Now we shut down iSCSI Switch1 in Fabric1 -> everything still works fine, because all storage traffic goes via iSCSI2. While iSCSI Switch1 was shut down, we reconfigured all iSCSI1 Interfaces (VMKernel Port1 on vmnic1 and storage nic1) to MTU=9000. We did not change mtu for vswitch1 (yes, this is a mistake... so don't do it, just imagine...).
So we had the following conditions:
iSCSI1: vswitch1 (mtu1500) -> VMKernel Port1 on vmnic1 (mtu9000) -> physical iSCSI Switch1 (Support mtu9000 enabled) -> storage nic1 (mtu9000) ->poweredOff
iSCSI2: vswitch2 (mtu1500) -> VMKernel Port2 on vmnic2 (mtu1500) -> physical iSCSI Switch2 (Support mtu9000 enabled) -> storage nic2 (mtu1500) ->poweredOn
After powering on again iSCSI Switch1 in Fabric1 all iSCSI1 Interfaces were up again and we had a complete production down... ESXi on 100%CPU, unavailable in vCenter, VMs online but "freezed", etc...

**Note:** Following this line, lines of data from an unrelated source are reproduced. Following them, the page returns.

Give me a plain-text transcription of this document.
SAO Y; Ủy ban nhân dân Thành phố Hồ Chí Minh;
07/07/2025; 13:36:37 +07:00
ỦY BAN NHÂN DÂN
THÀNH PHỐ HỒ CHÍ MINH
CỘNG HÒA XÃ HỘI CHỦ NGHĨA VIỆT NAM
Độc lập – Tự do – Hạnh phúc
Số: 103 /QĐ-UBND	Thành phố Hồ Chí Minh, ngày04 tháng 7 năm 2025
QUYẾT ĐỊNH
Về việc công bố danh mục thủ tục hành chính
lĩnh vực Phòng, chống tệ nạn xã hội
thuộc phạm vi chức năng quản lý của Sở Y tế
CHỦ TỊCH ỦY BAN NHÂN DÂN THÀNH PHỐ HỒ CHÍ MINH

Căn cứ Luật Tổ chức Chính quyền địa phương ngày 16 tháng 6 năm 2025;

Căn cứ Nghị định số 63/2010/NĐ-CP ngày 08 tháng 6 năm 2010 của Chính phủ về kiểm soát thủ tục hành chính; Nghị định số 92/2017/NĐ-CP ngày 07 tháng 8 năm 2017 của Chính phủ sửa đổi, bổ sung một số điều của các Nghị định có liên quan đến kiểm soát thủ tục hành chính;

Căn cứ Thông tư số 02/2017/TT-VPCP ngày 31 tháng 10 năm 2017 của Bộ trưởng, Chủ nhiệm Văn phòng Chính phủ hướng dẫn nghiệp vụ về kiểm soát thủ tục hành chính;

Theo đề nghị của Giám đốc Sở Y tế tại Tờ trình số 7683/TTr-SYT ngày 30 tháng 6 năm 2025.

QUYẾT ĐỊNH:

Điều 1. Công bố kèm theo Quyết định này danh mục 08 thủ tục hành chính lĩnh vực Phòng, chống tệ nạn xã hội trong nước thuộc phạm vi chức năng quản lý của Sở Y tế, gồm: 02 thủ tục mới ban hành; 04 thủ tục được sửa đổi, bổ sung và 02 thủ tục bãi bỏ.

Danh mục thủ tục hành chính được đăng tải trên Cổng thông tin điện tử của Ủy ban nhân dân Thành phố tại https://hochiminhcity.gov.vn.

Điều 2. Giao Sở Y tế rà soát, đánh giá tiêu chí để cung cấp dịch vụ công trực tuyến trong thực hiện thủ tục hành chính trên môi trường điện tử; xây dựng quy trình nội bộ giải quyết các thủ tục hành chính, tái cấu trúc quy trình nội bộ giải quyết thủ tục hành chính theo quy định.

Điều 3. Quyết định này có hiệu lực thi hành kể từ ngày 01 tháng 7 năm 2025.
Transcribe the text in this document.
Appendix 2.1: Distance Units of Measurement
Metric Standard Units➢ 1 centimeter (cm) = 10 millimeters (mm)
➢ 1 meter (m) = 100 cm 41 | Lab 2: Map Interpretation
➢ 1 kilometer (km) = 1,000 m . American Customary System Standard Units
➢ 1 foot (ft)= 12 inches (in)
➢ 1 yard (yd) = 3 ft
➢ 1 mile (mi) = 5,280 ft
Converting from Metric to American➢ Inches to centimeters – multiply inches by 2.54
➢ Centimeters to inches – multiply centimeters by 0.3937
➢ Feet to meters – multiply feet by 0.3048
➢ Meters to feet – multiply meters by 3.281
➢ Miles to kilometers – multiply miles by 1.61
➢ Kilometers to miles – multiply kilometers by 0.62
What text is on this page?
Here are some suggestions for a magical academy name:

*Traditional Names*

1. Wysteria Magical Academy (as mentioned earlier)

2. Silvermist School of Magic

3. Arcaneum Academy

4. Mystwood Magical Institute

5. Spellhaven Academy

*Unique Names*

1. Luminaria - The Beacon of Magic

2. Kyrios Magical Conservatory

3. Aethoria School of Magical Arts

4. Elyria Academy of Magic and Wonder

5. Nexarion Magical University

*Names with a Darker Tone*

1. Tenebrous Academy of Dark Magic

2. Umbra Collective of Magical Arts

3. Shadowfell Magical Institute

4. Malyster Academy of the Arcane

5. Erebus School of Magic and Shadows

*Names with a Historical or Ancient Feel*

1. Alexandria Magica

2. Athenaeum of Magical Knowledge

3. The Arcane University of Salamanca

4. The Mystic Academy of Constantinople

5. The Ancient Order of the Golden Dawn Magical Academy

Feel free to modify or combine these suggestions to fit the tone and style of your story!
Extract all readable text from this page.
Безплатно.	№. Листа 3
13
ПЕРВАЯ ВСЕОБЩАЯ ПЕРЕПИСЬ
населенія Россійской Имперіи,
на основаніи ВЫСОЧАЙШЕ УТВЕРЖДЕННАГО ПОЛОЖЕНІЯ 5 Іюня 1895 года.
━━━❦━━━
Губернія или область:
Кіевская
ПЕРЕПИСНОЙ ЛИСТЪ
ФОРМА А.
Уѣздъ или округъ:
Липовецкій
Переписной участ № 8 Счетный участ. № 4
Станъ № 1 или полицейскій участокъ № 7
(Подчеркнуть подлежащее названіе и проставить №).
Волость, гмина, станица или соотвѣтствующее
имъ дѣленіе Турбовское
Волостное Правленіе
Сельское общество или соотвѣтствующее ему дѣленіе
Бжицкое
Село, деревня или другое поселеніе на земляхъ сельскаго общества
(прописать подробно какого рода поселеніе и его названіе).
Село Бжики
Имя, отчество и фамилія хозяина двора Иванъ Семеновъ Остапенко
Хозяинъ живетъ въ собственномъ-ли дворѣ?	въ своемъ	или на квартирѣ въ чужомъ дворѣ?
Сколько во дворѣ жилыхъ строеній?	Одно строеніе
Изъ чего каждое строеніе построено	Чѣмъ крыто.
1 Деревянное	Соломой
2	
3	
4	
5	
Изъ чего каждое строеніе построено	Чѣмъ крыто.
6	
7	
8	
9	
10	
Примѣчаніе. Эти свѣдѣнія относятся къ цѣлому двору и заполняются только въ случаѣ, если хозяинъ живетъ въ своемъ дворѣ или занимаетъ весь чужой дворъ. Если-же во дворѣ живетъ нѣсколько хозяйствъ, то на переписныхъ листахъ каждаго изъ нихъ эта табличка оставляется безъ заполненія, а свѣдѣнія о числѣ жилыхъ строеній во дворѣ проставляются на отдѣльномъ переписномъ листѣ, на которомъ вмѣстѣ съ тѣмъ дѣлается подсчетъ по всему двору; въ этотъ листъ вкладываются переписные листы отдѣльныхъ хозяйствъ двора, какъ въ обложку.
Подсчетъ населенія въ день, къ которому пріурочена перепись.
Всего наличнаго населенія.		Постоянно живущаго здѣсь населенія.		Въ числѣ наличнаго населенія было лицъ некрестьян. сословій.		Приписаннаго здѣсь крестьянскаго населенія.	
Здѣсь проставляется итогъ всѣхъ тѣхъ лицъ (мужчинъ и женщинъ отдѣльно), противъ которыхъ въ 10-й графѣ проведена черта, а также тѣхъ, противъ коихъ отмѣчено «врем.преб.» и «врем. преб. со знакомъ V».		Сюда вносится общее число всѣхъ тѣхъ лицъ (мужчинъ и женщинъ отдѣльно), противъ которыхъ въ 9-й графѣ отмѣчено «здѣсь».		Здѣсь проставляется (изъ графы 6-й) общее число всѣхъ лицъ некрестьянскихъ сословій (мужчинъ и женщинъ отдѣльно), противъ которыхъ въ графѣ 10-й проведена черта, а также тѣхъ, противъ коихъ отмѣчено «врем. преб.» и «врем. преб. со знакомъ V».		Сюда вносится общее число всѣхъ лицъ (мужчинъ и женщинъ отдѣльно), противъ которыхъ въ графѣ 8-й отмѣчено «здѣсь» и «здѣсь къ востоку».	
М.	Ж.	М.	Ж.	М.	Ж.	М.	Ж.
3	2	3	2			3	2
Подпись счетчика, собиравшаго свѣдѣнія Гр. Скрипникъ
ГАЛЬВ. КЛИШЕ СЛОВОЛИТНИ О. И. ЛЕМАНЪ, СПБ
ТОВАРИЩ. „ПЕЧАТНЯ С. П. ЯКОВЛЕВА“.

I'm not sure if HA events caused a "problem chain" - do not think it is the root cause... seems this was more an action maybe because of a APD (All-Path-Down) condition.
But how can this happen? What is ESXi doing when a load balanced iSCSI SW Initiator sees 2 fabrics (miss-)configured like described above? What happens on Fabric1 if vSwitch1 is configured with MTU=1500 and all Interfaces on MTU=9000? Will this result in not seeing the storage at all, even Fabric2 is still configured correctly? Is ESXi fine with the storage path balancing over a missconfigured Network or could this generate a all-path-down (APD) condition? What is the ESXi doing in this condition?
Any Input much appreciated!